Edip Polat

Edip Polat is a Kurdish writer and biologist from southeastern Turkey. He is the author of five books about Kurdish issues, and has been jailed three times for advocating for Kurdish rights. In 1994, at the time he won the PEN/Barbara Goldsmith Freedom to Write Award, he was serving an 18-month sentence on charges of producing “separatist propaganda” in his book We Made Each Dawn a Newroz (Newroz being the Kurdish New Year). That book, a work of nonfiction based on his experiences in a military prison between 1982 and 1985, chronicles the grim treatment meted out to inmates by their jailers. He was released in 1995, but was arrested again in 1998 and sentenced to 10 months in prison for an article published in 1993 criticizing the Turkish penal code.

CASE HISTORY

He immediately became a student activist at Diyarbakir University, where he organized rallies promoting human rights. At the completion of his studies, Polat assumed a post as a biology teacher at the Gumushane Teacher Training College.
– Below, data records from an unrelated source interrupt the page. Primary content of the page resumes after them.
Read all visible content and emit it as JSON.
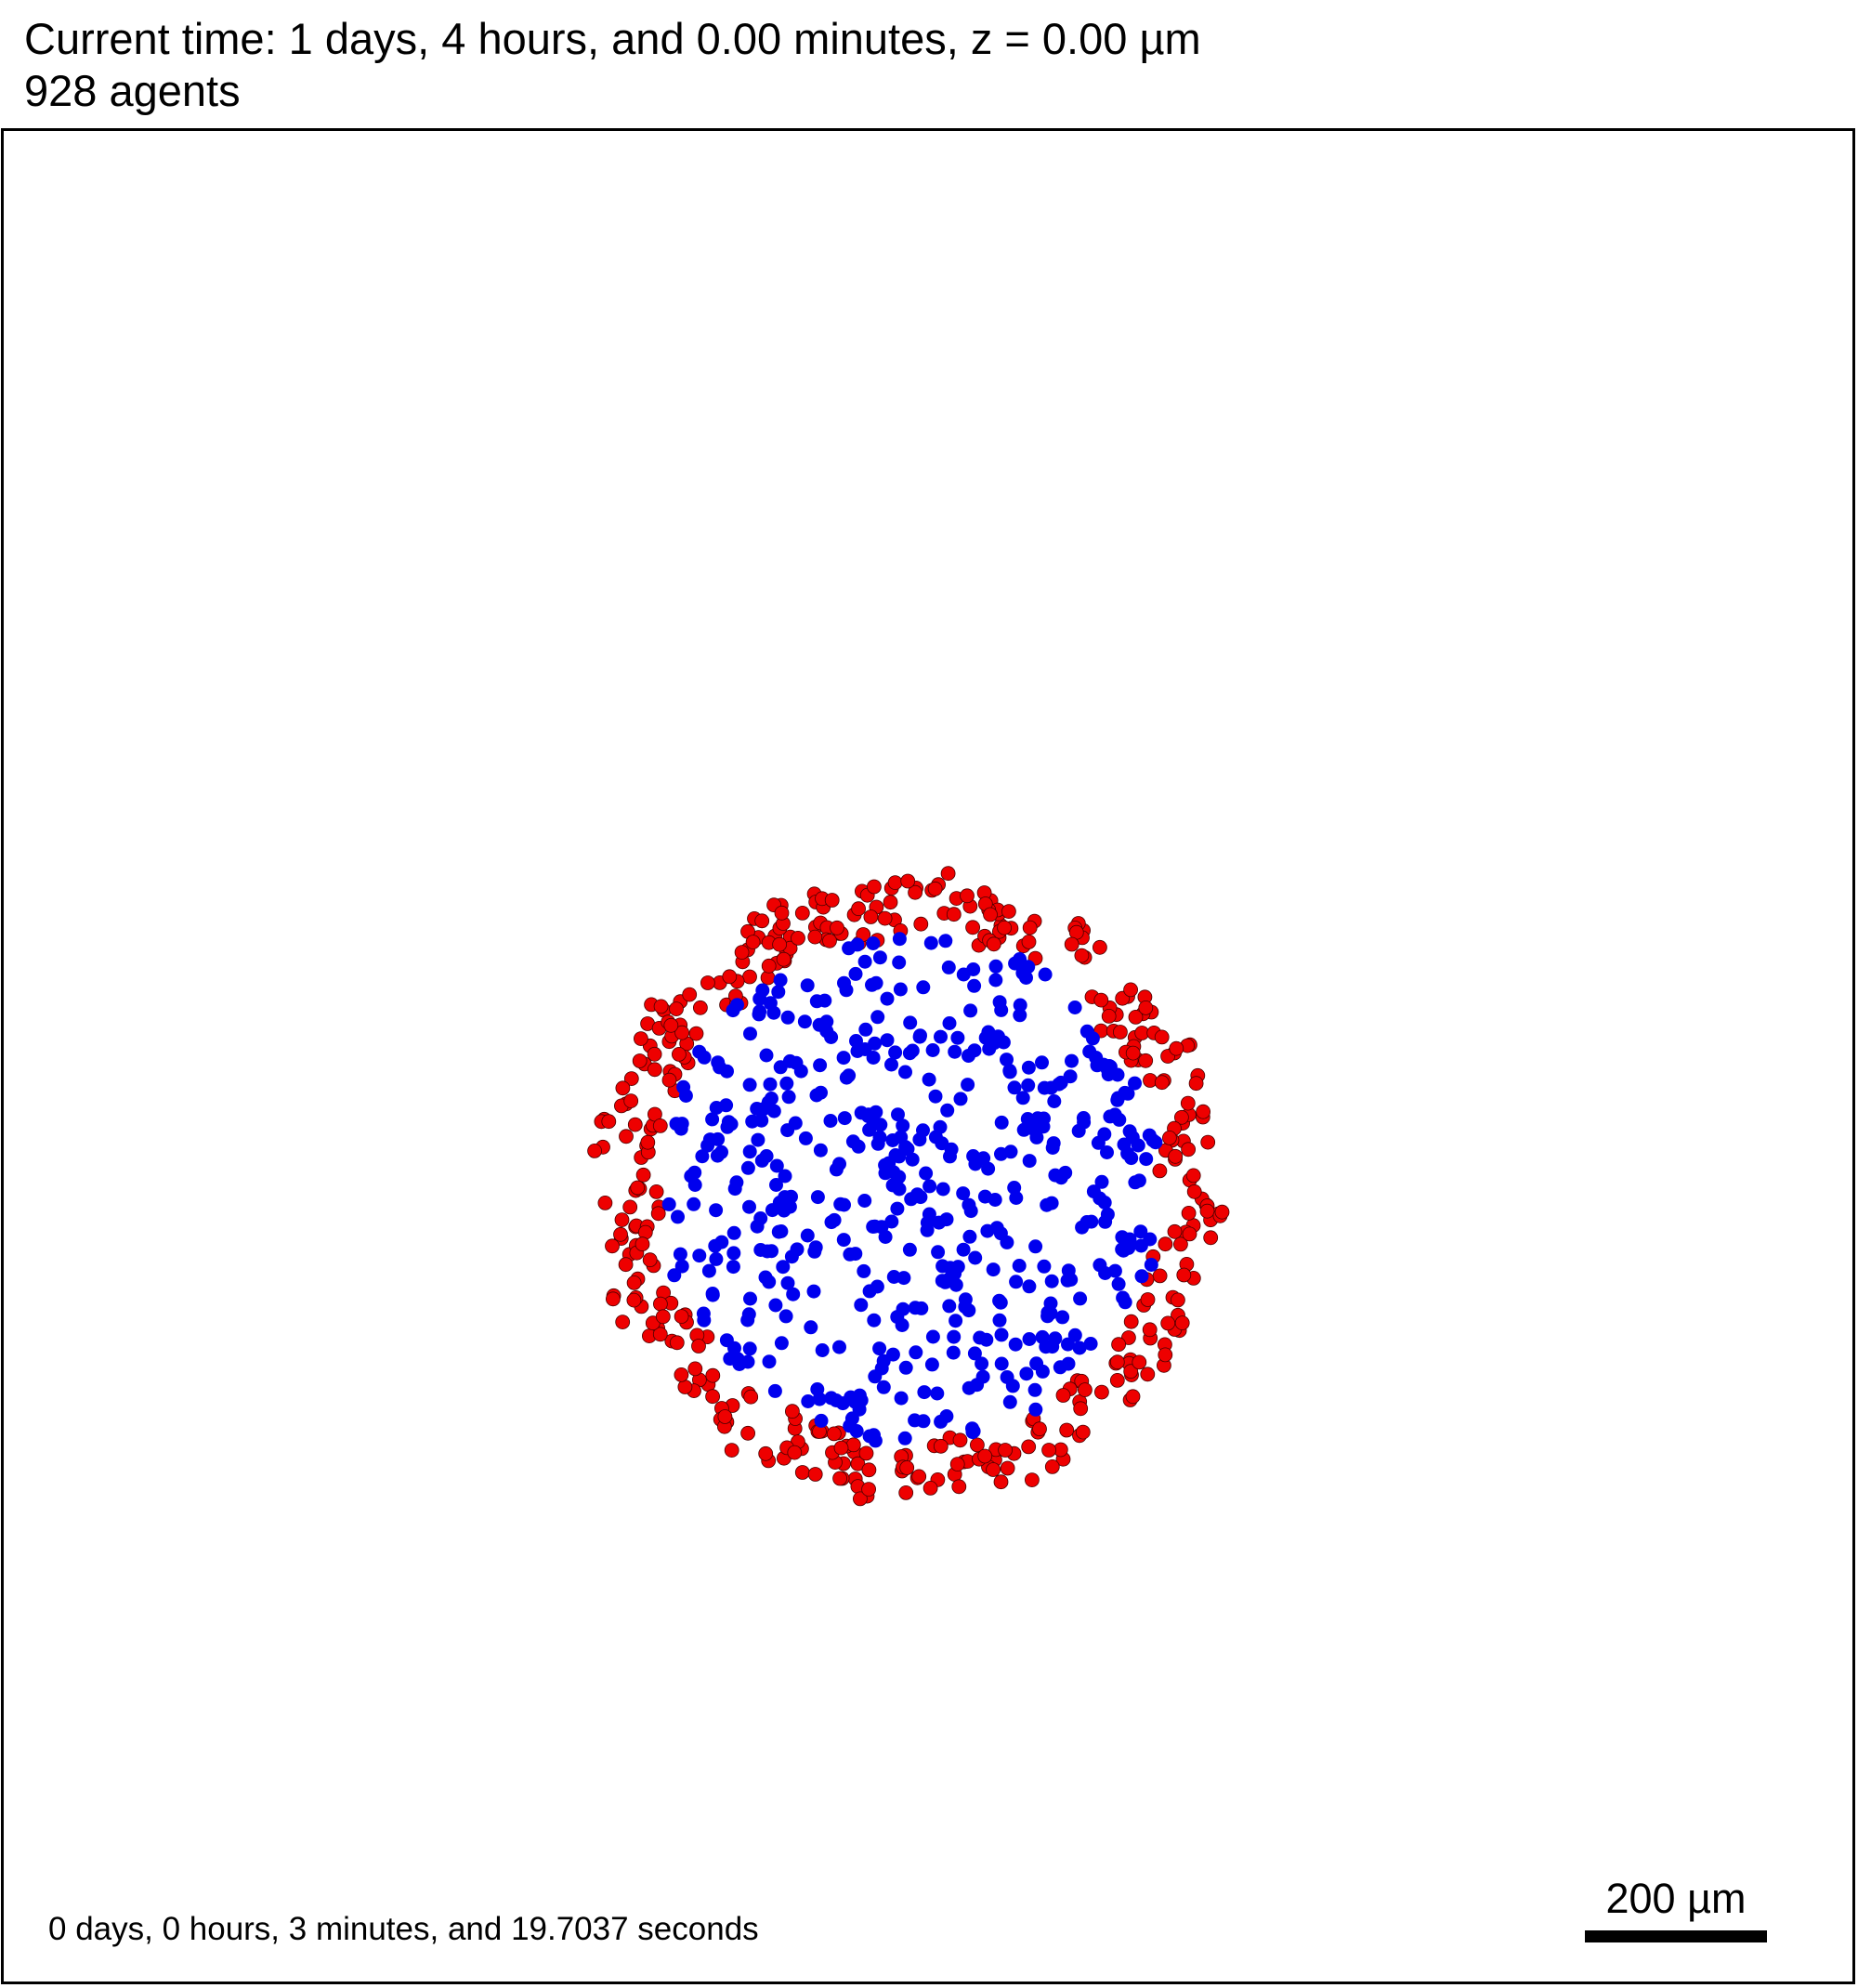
{
  "header": {
    "time_line": "Current time: 1 days, 4 hours, and 0.00 minutes, z = 0.00 µm",
    "agents_line": "928 agents"
  },
  "footer": {
    "elapsed": "0 days, 0 hours, 3 minutes, and 19.7037 seconds",
    "scale_label": "200 µm"
  },
  "colors": {
    "outer_cells": "#ee0000",
    "inner_cells": "#0000ee",
    "cell_outline": "#4a0000",
    "background": "#ffffff"
  },
  "simulation": {
    "agent_count": 928,
    "cell_types": [
      "outer-red",
      "inner-blue"
    ]
  }
}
Following the publication of two memoirs about his time spent in prison, he was arrested in 1990, held for six weeks, and acquitted. He was arrested again in 1992 and convicted of producing “separatist propaganda” after authorities deemed that the second edition of We Made Each Dawn a Newroz promoted Kurdish separatism.

Polat was arrested again in April 1998 for an article he published in the Özgür Gündem newspaper in 1993. He was given a 10 month sentence and released on remission on August 3, 1998, under regulations that allow conditional release of Penal Code prisoners after serving 40 percent of their sentences.